Advertisement

Line to the Past

Share
TIMES STAFF WRITER

Where once there were fishermen, now there are warriors.

At the Point Mugu Naval Air Weapons Station north of Malibu, archeologists have spent the last week unearthing the remains of a once-thriving fishing village founded by a Japanese businessman at the turn of the century.

During its heyday in the 1930s, the Mugu Fish Camp just off Pacific Coast Highway was a popular playground for movie executives from Hollywood, who cruised up the coastal highway to hunt waterfowl at Mugu Lagoon, fish off a 200-foot wooden pier and luxuriate in a Japanese-style communal bath.

“I think at the time it was like going to Vegas,” said base archeologist Steve Schwartz, the man who instigated the dig. “If you were a big shot, that’s what you did. And it’s been totally forgotten.”

Advertisement

The fish camp had been forgotten until the brutal winter storms of 1995 broke through a massive sea wall built by the Navy 30 years ago, pummeling the beach-side buildings that had been constructed on top of the site. The military planned to tear down the buildings and remove what remains of the sea wall.

That gave Schwartz an idea. He had seen plenty of photographs of the old fishing village--black and white images of wooden cabins, the tackle store, the concrete bait tanks that lined the entry to the pier. But he wanted to see what lay under the Navy’s former laundry.

Armed with a $175,000 Navy grant and the help of a San Diego firm that specializes in historical research and archeological digs, Schwartz is getting just what he wanted.

“So the first thing we did was find the bait tanks,” Schwartz said with satisfaction, leading a tour of the sandy site, where the concrete foundations of three tanks stand exposed in a neat row, a fourth crumbling into the sand. The bottoms still have traces of the original bluish-gray paint.

When the fish camp was booming, sportsmen could pick up tackle and sundries at the little store on the other side of the pier, then mosey over to the tanks to select their bait. A trained seal lived in a fifth tank, now lost to time and the sea.

Schwartz said Japanese businessman Frank Kubota founded the village, building the store, cafe, six wooden cabins and a series of tent cabins along the beach.
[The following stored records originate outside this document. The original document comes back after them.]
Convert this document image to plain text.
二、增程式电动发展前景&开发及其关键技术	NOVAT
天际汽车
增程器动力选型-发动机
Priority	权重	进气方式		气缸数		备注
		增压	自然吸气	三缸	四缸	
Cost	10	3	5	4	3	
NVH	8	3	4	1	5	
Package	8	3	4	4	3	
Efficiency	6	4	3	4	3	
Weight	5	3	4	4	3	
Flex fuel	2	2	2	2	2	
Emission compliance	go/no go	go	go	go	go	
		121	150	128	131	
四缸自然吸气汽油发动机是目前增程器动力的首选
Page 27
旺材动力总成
The date of the construction is uncertain, but Schwartz said the first photographs he has seen of Kubota’s village are from 1912.

Advertisement

Kubota also built a bridge across the marshy, wildlife-filled lagoon as an entryway to the camp from Pacific Coast Highway. It was a toll bridge, costing 25 cents to walk across and a $1 to drive across.

From what Schwartz has learned, Kubota went to jail for bootlegging at some point in the 1930s, turning over operation of the fish camp to Walter and Marguerite Welton. In 1939, Kubota sold the camp and returned to Japan, taking with him the profits from his business and leaving behind its remnants for archeologists to find decades later.

In a week of digging, archeologists have turned up sake bottles, rice bowls, pieces of the hurricane lamps that lighted the camp at night, whiskey bottles and an alarm clock caked with rust and missing its face.

On Wednesday, the diggers came upon a real find--the remains of the communal Japanese bath. Brushing away years of accumulated sand, they found pipes for hot and cold water. Schwartz believes the concrete foundation was once capped by a redwood tub. Tired fisherman would lounge in the tub, probably sipping sake or whiskey.

“Pretty relaxing after a day of gutting fish,” Schwartz said.

The entire fish camp had to be rebuilt after a storm of hurricane intensity hit the coast in September 1939, killing 28 passengers on a pleasure boat as it attempted to return to the camp from a trip to Anacapa Island.

During World War II, after the devastation from the storm and the rebuilding effort, the Navy took over to build a base. The fish camp’s cafe became a mess hall and the cabins were used for storage. Bit by bit, most of the camp was built over, until only the pier and cabins remained. The pier was damaged by storms in 1988 and capsized last year in the same storms that destroyed all but one of the cabins.

Advertisement

When the dig is completed in another week, the Navy plans to establish a museum in that last cabin, now relocated to a safe spot across the road. The archeologists are videotaping the dig and photographing everything they find.

With the ocean always advancing, Navy officials say there is little point in trying to preserve the unearthed foundations except on film.

“They’re not going to last,” Schwartz said. “They’re already beginning to be washed out.”

But this time, he said he hopes that the fishing village won’t be forgotten.